I’ve spent the past year getting more and more disgusted with politics, particularly when women and moms get tossed into the fray like a political football.
First there was the whole debt ceiling debacle, where we got to watch our elected officials act like toddlers on a playground, incapable of working together. (Actually, most toddlers I know behave better.) Then we somehow entered a time warp, and suddenly the debate du jour was over birth control. Largely thanks to that mess, women are now front and center in the presidential race as swing voters.
I guess the timing was right for the Mommy Wars to rear its tired, ugly head.
In case you slept through last week, here’s a recap: Mitt Romney made some remarks to the effect that his wife gives him advice on economic issues of importance to women.

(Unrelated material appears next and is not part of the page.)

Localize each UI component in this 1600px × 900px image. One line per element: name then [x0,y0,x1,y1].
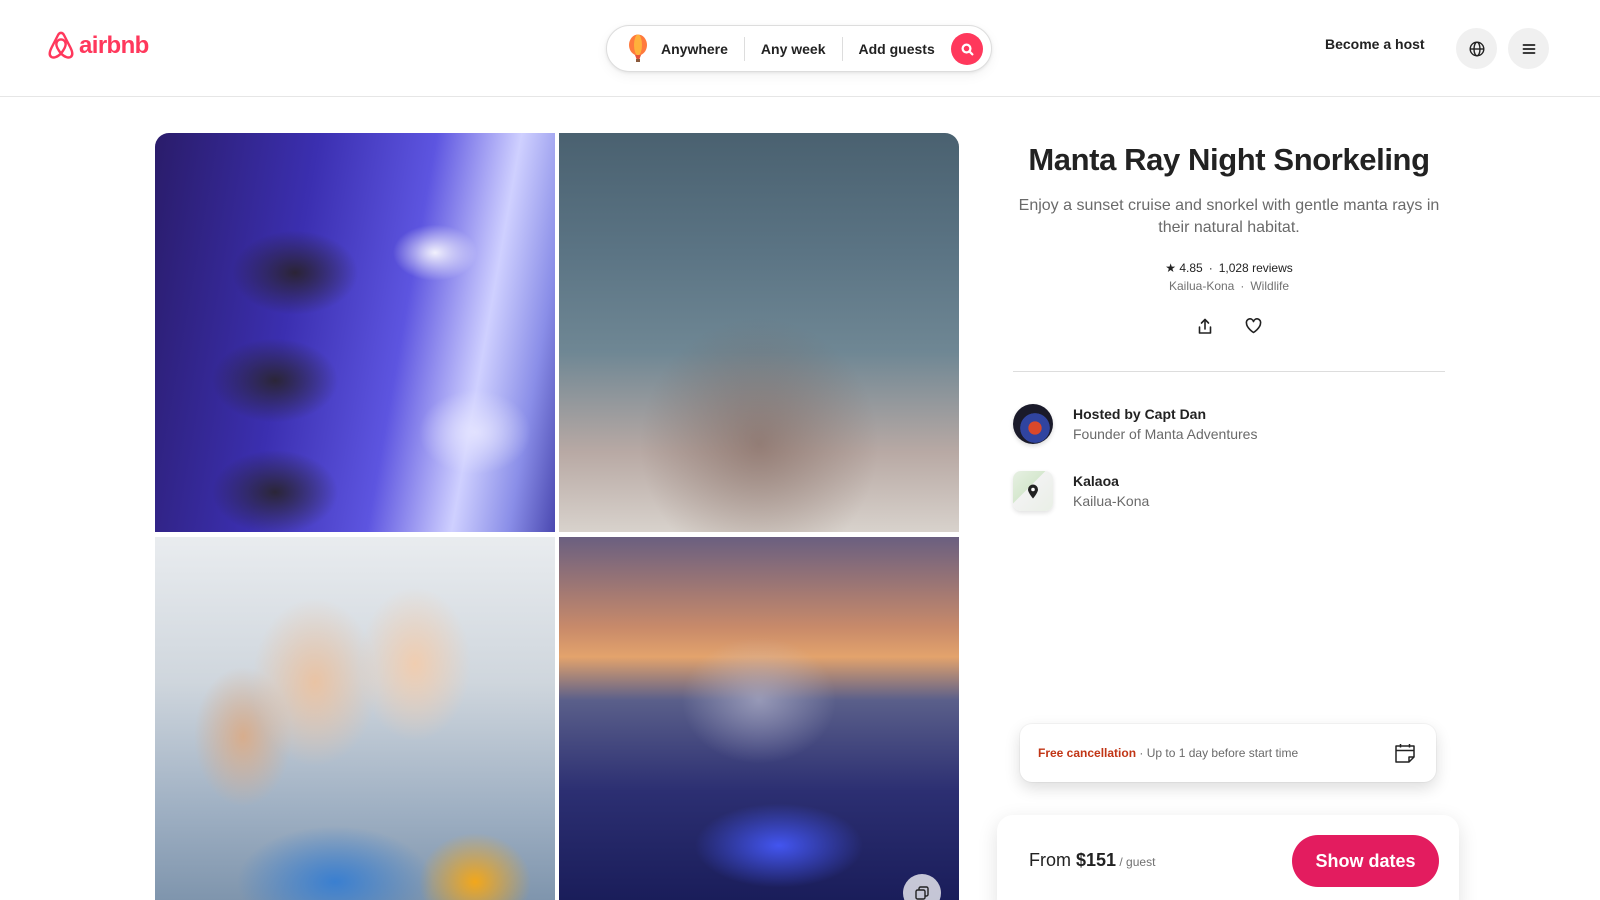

Democratic strategist Hilary Rosen, while making a bigger point about the fact that Romney’s wife’s economic situation is not typical of most women’s, uttered the unfortunate pronouncement that Ann Romney, a stay-at-home mom, had never worked a day in her life.
Cue all of the outrage you’d expect from all of the typical quarters. Cue the articles and newscasts pitting moms who work outside the home against those who stay home. By now, most of us can write the script. And most of the women I know—both working moms and stay-at-home moms—have been like, “Really?! This again?” Because, in reality, NONE OF US IS AT WAR! I respect my SAHM friends, and they respect me. We realize we are facing bigger problems that threaten all of us—problems like an economy that has millions of families just a lay-off away from disaster, whether the main breadwinner is Mommy or Daddy.
I think we all understand that both Ann Romney and Michelle Obama are in different situations than most of us when they make choices about whether and where to work. Neither of them has to worry too much about who will bring home the bacon if they don’t. I, frankly, am dreading spending the next six to seven months listening to their husbands try and convince me that they get “women’s issues.” I’d much rather they convince me that they get the bigger issues and are willing to look beyond their own partisan BS to actually get something accomplished.
But if women HAVE to be a political football, then here’s what would make a difference to me: I want to see each candidate create an advisory board made up of moms from all walks of life. I want to know that they’re talking to the mom who has to work because her husband is underemployed, to the mom who has made the courageous decision to stay home and make ends meet on a single salary — the one who constantly what will happen if that salary one day is no longer there. I want to know that the candidates have consulted moms who are proud of their careers and their successful children. And it would really impress me if they talked to moms who didn’t necessarily subscribe to their party’s dogma.
I want the candidates to listen—really listen to those moms. I want them to shape their views and agendas based on what they hear, not on what pundits and pollsters tell them. And then, I want them to play nice. It’s what any mom, stay-at-home or working, would tell them to do.